Deep Brain Stimulation for Movement Disorders
Douglas Kondziolka, MD
Hello, I’m Dr. John Whyte, chief medical expert for Discovery Channel. Now there is a surgical option for patients diagnosed with movement disorders. It’s called deep brain stimulation and although invasive it doesn’t destroy brain tissue.
Using electrical current to control overactive circuits in the brain, this surgery offers new hope to patients. Think of it as a pacemaker for the brain. Deep brain stimulation is also in clinical trials for other illnesses such as depression and chronic pain. UPMC’s Dr. Douglas Kondziolka, a leader in deep brain stimulation, will tell us how it works.
Deep brain stimulation is a surgical procedure where narrow electrodes are placed into the brain, usually in one, maybe two, and sometimes even more targets to affect the circuitry of the brain. We know the brain is an electrical organ, and over the last couple of decades we’ve been able to identify that certain portions of the circuit are abnormal in certain disorders. So for example in Parkinson’s disease, which is a problem where a certain chemical, Dopamine, is missing from the brain, the downstream effects of that loss in other parts of the brain are overactive. In tremor there is a part of the brain in the thalamus where the cells are overactive, and in certain other types of things, epilepsy, thought disorders such as obsessive compulsive disorder, or even depression, parts of the brain circuitry are overactive.
So, with deep brain stimulation we identify those areas, and that’s done through the placement of an accuracy system, a guiding frame, a detailed type of brain scan, and computerized mapping, which sometimes can even involve identification of specific cells in the brain where we place this thin little wire down into that target. That wire is hooked up to a cable which runs under the skin, often on both sides, and then a battery attached to a cable placed under the skin below the collarbone , that is used to run electricity — usually all day long — to turn off the brain circuit.

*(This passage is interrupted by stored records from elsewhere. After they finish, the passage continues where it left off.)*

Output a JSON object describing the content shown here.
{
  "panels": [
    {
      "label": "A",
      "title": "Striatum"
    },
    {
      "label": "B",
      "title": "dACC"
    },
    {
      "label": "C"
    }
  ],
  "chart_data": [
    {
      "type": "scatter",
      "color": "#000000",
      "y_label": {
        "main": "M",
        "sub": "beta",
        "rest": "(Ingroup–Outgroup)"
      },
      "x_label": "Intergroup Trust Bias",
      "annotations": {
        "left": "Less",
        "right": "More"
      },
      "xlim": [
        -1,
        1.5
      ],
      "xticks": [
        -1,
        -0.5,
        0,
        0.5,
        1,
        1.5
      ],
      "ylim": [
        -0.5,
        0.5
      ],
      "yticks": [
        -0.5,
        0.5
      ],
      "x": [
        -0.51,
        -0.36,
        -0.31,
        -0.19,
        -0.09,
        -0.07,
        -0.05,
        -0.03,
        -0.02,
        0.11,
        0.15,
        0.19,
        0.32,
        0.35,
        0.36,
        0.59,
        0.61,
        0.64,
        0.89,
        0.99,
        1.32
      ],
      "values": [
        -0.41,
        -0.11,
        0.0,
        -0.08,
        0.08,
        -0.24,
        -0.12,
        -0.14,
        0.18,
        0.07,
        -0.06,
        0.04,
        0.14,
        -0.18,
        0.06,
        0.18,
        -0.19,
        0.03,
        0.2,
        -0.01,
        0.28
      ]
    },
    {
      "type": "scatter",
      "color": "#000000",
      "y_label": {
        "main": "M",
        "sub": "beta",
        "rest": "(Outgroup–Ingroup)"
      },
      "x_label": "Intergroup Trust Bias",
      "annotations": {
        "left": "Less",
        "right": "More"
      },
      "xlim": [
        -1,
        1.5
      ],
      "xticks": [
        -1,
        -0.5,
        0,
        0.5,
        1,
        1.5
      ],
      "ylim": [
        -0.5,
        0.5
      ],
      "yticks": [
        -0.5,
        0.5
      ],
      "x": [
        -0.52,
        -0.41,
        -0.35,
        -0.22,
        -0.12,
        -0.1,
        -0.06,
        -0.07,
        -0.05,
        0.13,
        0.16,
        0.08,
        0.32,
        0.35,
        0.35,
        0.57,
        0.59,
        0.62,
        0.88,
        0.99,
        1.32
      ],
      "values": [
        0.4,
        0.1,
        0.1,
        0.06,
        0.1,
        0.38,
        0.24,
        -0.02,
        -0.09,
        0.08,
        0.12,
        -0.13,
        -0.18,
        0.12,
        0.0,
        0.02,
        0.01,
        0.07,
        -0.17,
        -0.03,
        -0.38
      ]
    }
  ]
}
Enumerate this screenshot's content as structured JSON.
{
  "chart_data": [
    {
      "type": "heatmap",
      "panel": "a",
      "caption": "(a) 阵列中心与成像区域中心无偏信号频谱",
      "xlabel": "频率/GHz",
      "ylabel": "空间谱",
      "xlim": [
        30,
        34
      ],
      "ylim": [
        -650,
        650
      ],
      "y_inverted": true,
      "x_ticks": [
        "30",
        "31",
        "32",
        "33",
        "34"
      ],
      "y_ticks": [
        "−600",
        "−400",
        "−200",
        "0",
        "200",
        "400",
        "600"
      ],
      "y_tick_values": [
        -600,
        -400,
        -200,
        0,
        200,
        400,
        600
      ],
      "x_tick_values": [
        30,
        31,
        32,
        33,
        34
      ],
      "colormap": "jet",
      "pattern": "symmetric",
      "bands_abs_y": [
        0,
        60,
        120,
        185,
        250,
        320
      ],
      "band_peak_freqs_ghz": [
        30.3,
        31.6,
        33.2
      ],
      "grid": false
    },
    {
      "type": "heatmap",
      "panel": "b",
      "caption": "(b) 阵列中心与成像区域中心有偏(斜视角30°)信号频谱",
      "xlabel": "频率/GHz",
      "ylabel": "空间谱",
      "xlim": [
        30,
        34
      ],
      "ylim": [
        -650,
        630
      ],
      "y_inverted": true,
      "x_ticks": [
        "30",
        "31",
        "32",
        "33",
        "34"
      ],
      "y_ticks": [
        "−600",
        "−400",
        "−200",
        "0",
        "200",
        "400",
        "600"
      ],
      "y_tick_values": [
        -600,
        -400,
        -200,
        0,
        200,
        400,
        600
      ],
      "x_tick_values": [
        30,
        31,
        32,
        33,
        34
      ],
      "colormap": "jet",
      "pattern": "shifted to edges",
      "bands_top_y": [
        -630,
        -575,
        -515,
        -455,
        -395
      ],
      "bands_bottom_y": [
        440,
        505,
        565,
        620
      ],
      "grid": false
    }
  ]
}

And the effect is reversible, so if the person has tremor and the device is turned on so the tremor is dampened. If you turn the device off, within five or 10 seconds that tremor will start to come back. Although it’s a surgical procedure and therefore invasive, the degree of invasiveness is quite low. So the incisions are small, the opening in the skull bone is small. The opening in the surface of the brain is very tiny. So often these are performed in more elderly patients, but the safety profile has been excellent.
One of the things that we typically think about neurosurgery, however, is that it’s kind of at the end, it’s a more of a last-ditch thing to do. And so over the years many of the patients we saw had been on medicine for a long time, were deteriorating, and then were sent for neurosurgical care, whereas we probably could have helped them a lot more to reduce disability if we had seen them early.
UPMC has been involved in deep brain stimulation from the very beginning, almost 15 years now since the original indications for tremor and later for the muscular problem of dystonia. But more recently, we’ve been involved in some research studies related to major depression that has been poorly treated by conventional means. So that’s a very exciting line of work because severe, intractable depression can be a devastating thing to patients and families, and we are starting to understand the circuitry of depression. So by placing electrodes into those locations, we hope to turn off areas of sadness. Again, it’s reversible, and we are undergoing those research studies right now. It may be in the future that the system is entirely in the head, and doesn’t involve cables and batteries, and is wireless, and I think that’s coming pretty soon.
Deep brain stimulation offers patients diagnosed with debilitating movement disorders a higher quality of life. It’s important to know that this procedure exists and could be considered for patients earlier in their treatment rather than as last resort.